Sustainability to reduce energy inputs, reliance on fossil fuels and by-product waste is a major societal challenge, and many industries have initiatives in place to improve their credentials in this area. Biomineralisation approaches permit materials synthesis to be conducted under mild reaction conditions, and in this proposal we apply these principles to 'hard-to-make' MOFs. The benefits of this approach are twofold: reduce energy and waste for these MOFs (initially at the lab scale) and increase their synthetic compatibility for composite and thin film formation. Related to this is the growing area of photocatalysis, where light is harnessed for atom economical chemical reactions and efficient clean energy generation, and the MOF photocatalysts outlined will make direct contributions to these areas and the wider sustainability agenda.

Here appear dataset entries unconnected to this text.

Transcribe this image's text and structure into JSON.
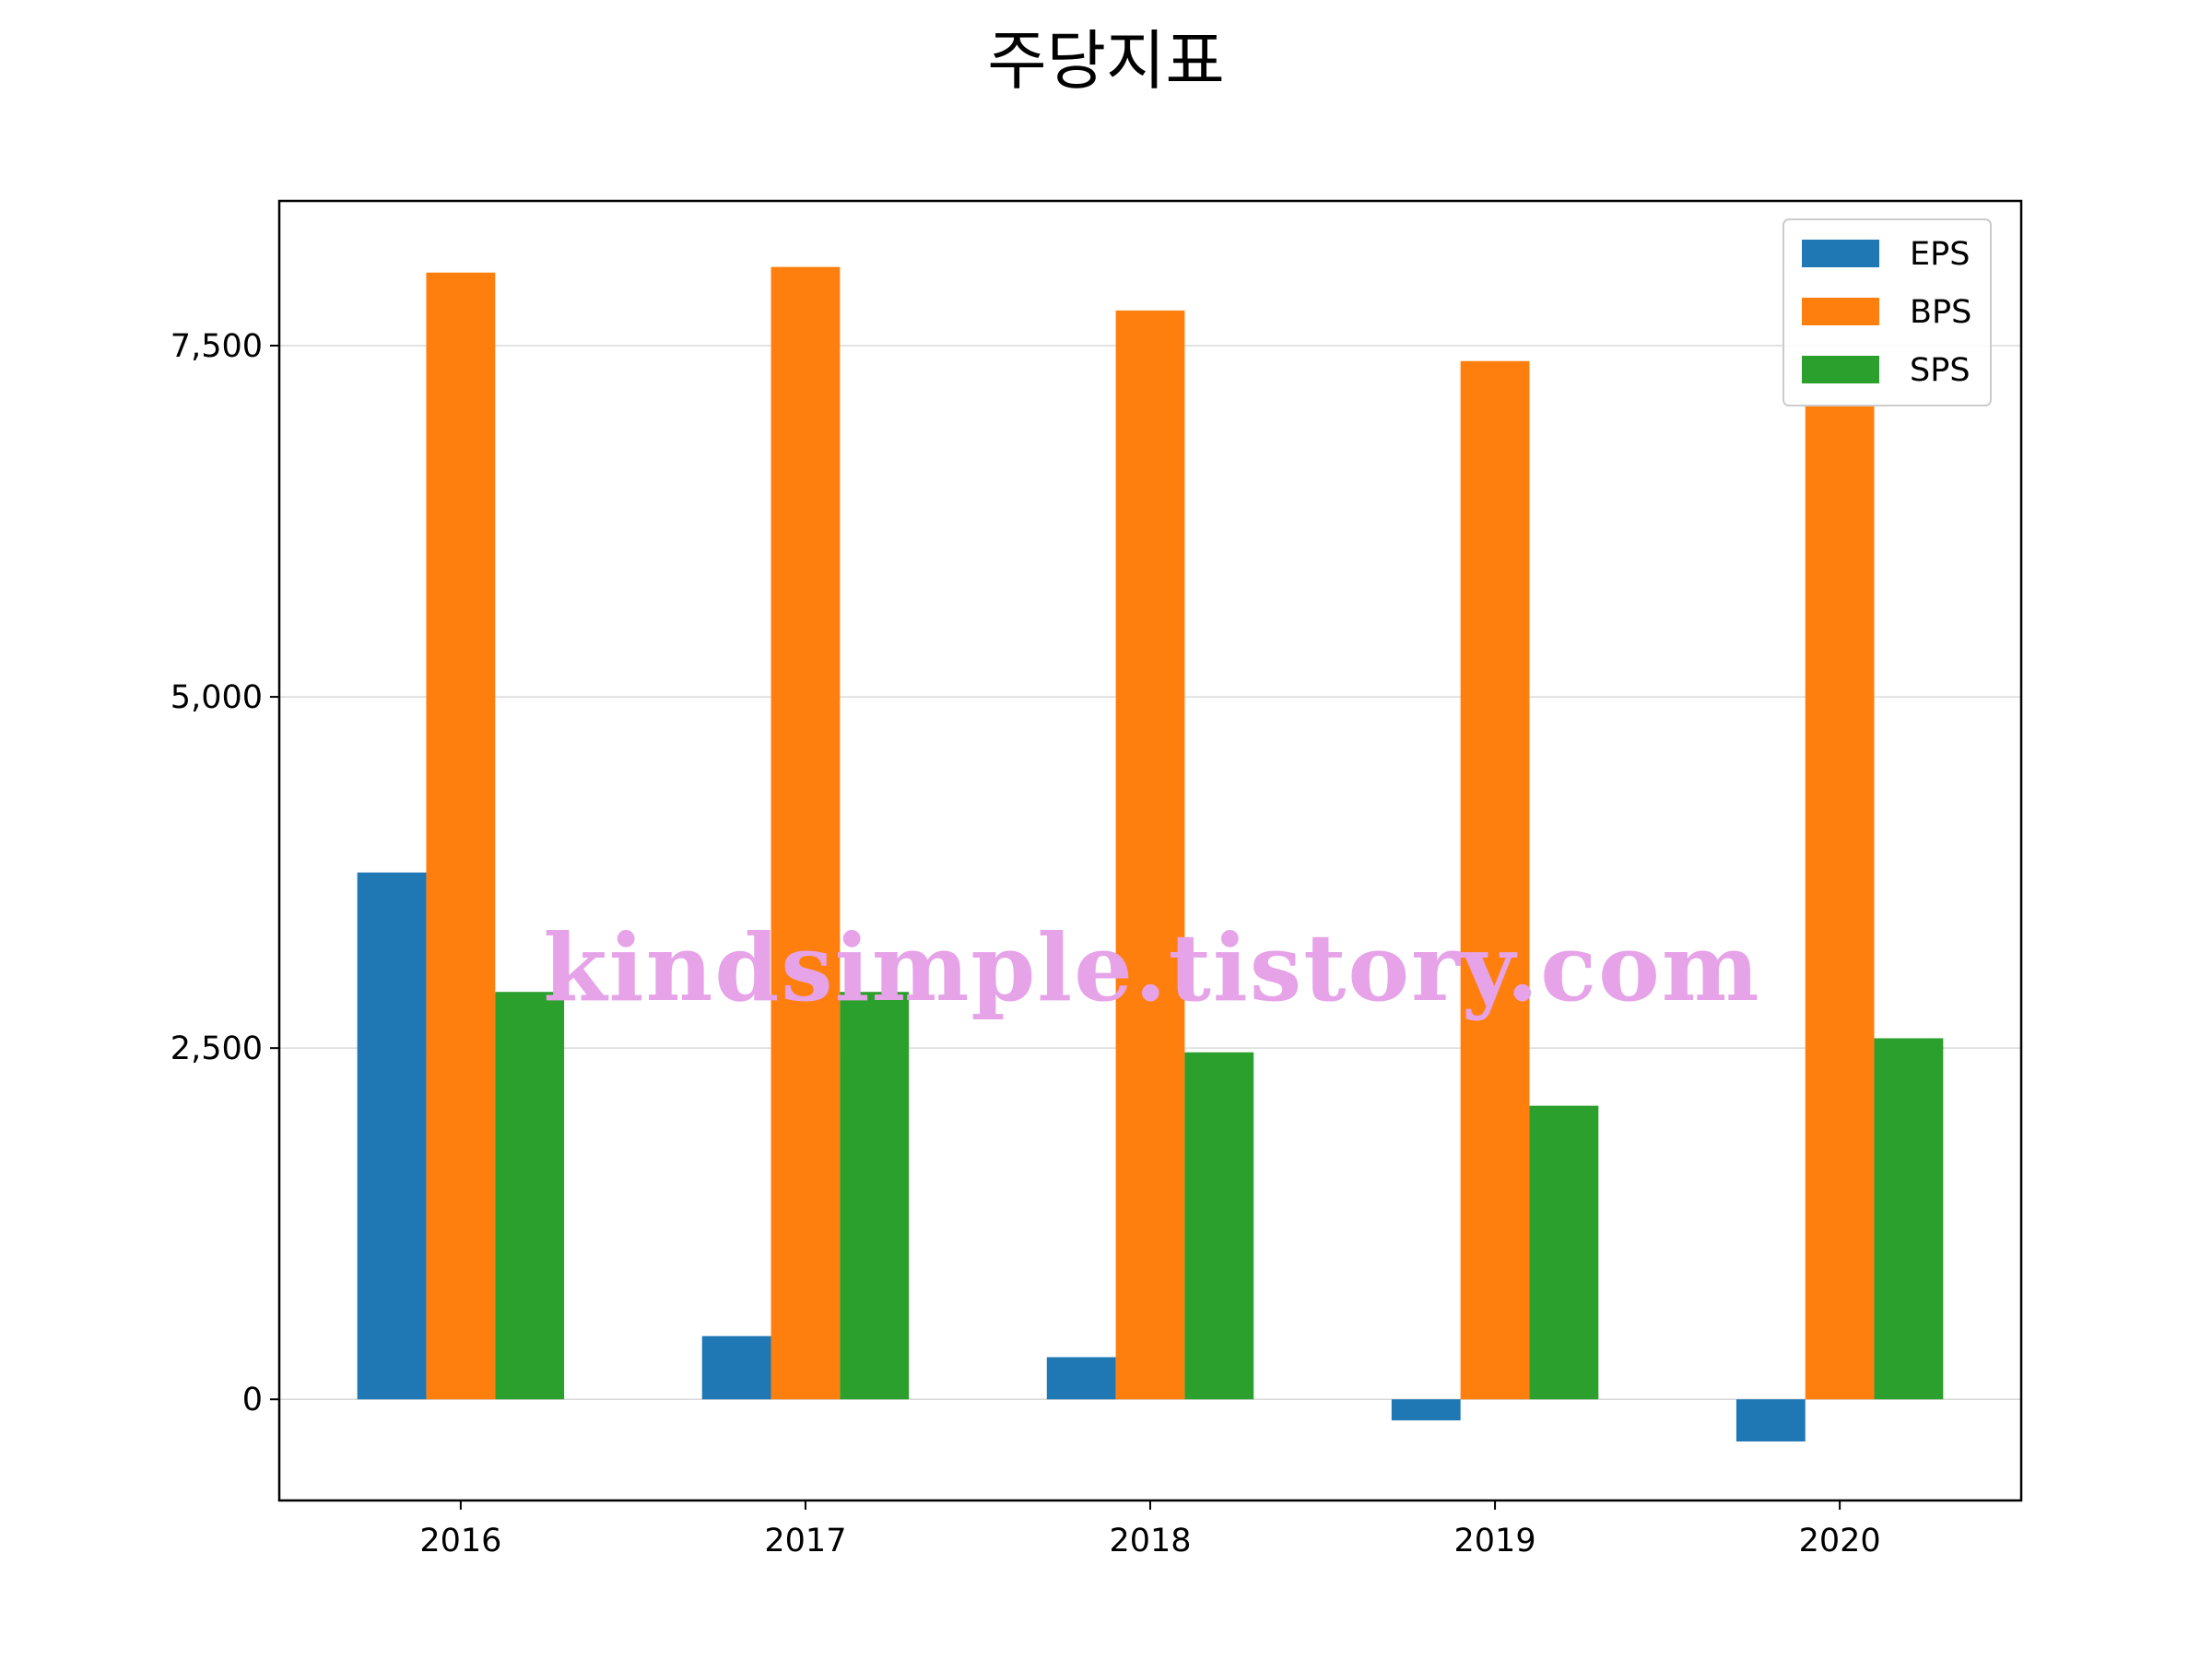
{
  "chart_data": {
    "type": "bar",
    "title": "주당지표",
    "xlabel": "",
    "ylabel": "",
    "categories": [
      "2016",
      "2017",
      "2018",
      "2019",
      "2020"
    ],
    "series": [
      {
        "name": "EPS",
        "color": "#1f77b4",
        "values": [
          3750,
          450,
          300,
          -150,
          -300
        ]
      },
      {
        "name": "BPS",
        "color": "#ff7f0e",
        "values": [
          8020,
          8060,
          7750,
          7390,
          7070
        ]
      },
      {
        "name": "SPS",
        "color": "#2ca02c",
        "values": [
          2900,
          2900,
          2470,
          2090,
          2570
        ]
      }
    ],
    "ylim": [
      -720,
      8530
    ],
    "yticks": [
      0,
      2500,
      5000,
      7500
    ],
    "ytick_labels": [
      "0",
      "2,500",
      "5,000",
      "7,500"
    ],
    "grid": "horizontal",
    "legend": "top-right"
  },
  "watermark": "kindsimple.tistory.com"
}
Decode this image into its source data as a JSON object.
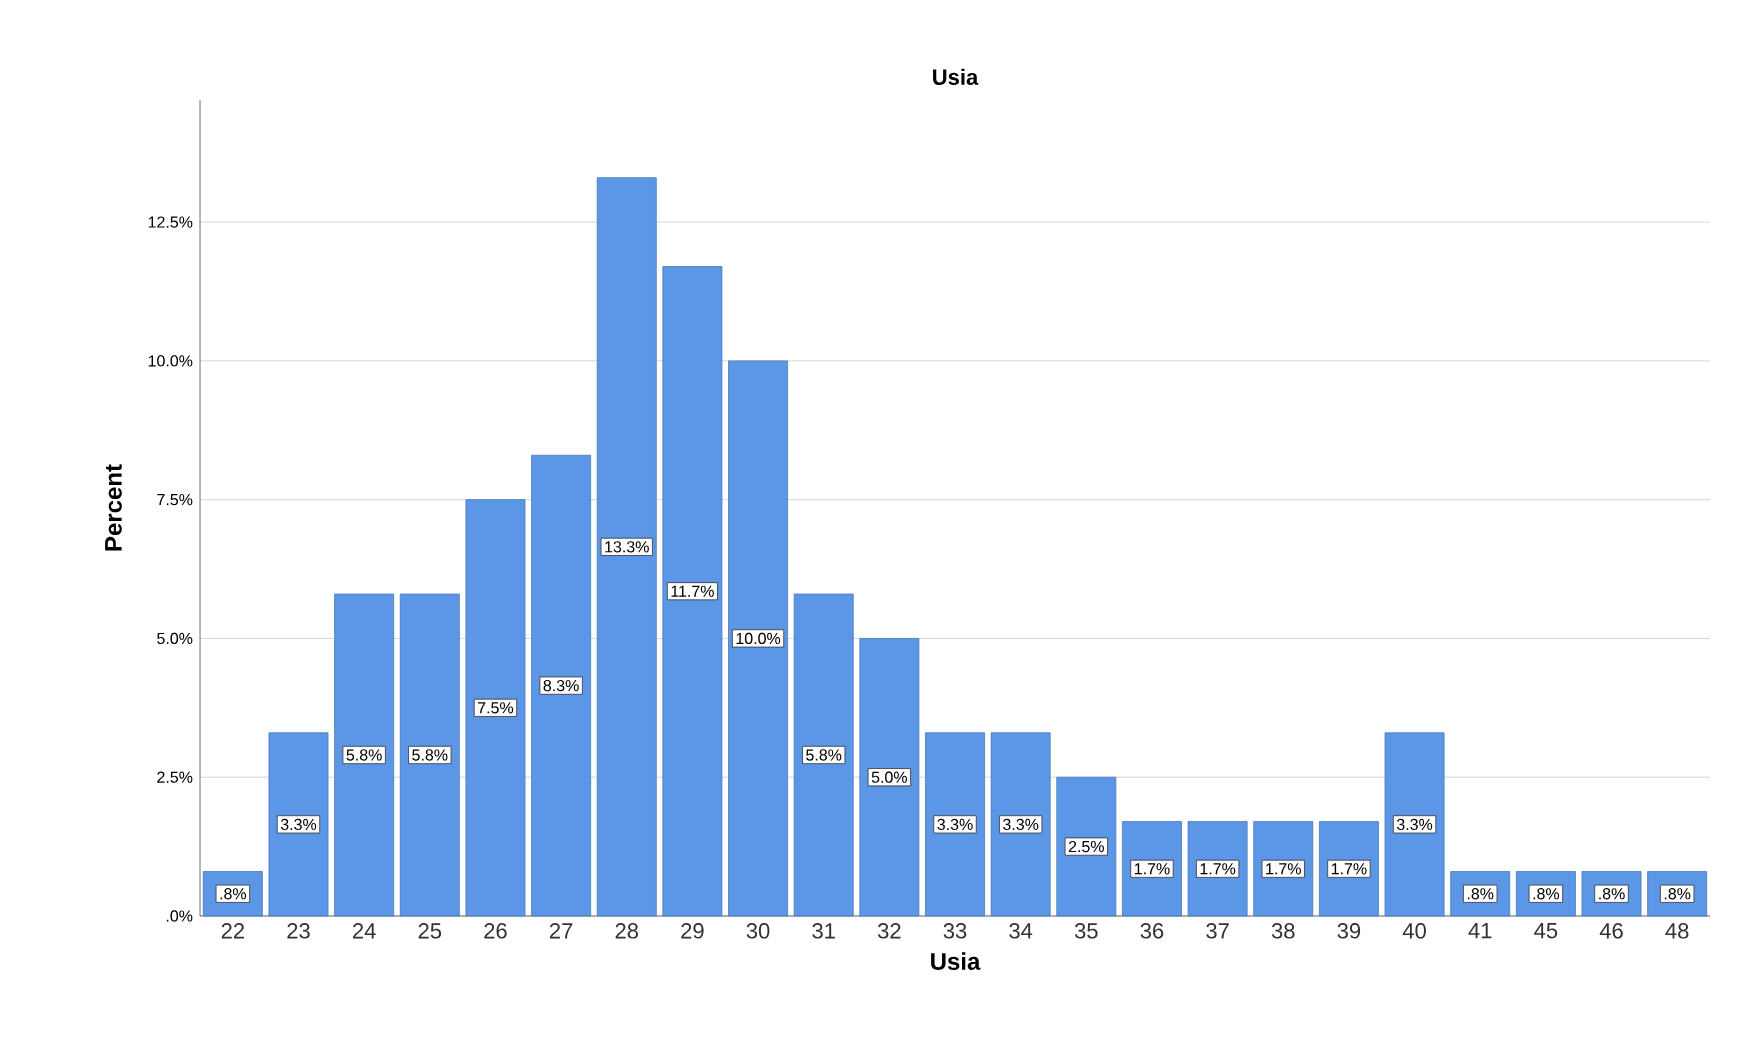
{
  "chart_data": {
    "type": "bar",
    "title": "Usia",
    "xlabel": "Usia",
    "ylabel": "Percent",
    "categories": [
      "22",
      "23",
      "24",
      "25",
      "26",
      "27",
      "28",
      "29",
      "30",
      "31",
      "32",
      "33",
      "34",
      "35",
      "36",
      "37",
      "38",
      "39",
      "40",
      "41",
      "45",
      "46",
      "48"
    ],
    "values": [
      0.8,
      3.3,
      5.8,
      5.8,
      7.5,
      8.3,
      13.3,
      11.7,
      10.0,
      5.8,
      5.0,
      3.3,
      3.3,
      2.5,
      1.7,
      1.7,
      1.7,
      1.7,
      3.3,
      0.8,
      0.8,
      0.8,
      0.8
    ],
    "value_labels": [
      ".8%",
      "3.3%",
      "5.8%",
      "5.8%",
      "7.5%",
      "8.3%",
      "13.3%",
      "11.7%",
      "10.0%",
      "5.8%",
      "5.0%",
      "3.3%",
      "3.3%",
      "2.5%",
      "1.7%",
      "1.7%",
      "1.7%",
      "1.7%",
      "3.3%",
      ".8%",
      ".8%",
      ".8%",
      ".8%"
    ],
    "color": "#5b97e6",
    "ylim": [
      0,
      14.7
    ],
    "yticks": [
      {
        "value": 0,
        "label": ".0%"
      },
      {
        "value": 2.5,
        "label": "2.5%"
      },
      {
        "value": 5,
        "label": "5.0%"
      },
      {
        "value": 7.5,
        "label": "7.5%"
      },
      {
        "value": 10,
        "label": "10.0%"
      },
      {
        "value": 12.5,
        "label": "12.5%"
      }
    ],
    "grid": "y"
  }
}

MOFs also have significant potential in the healthcare sector as drug delivery vectors and imaging agents. While both applications have been demonstrated, our understanding of how MOFs interact with important biological proteins remains poor. This work will increase our knowledge of the MOF-peptide interface, allowing the surfaces of MOFs to be more carefully designed in future biomedical formulations to optimise their biodistribution and transport pathways while reducing toxicity and side effects. These impacts on healthcare will necessarily be longer term, as complementary biochemical studies of MOFs on natural systems are needed.

It is our intention to make the public and policy makers aware of these impacts and the clear link to basic science through appropriate outreach and networking events as outlined in the pathways to impact document.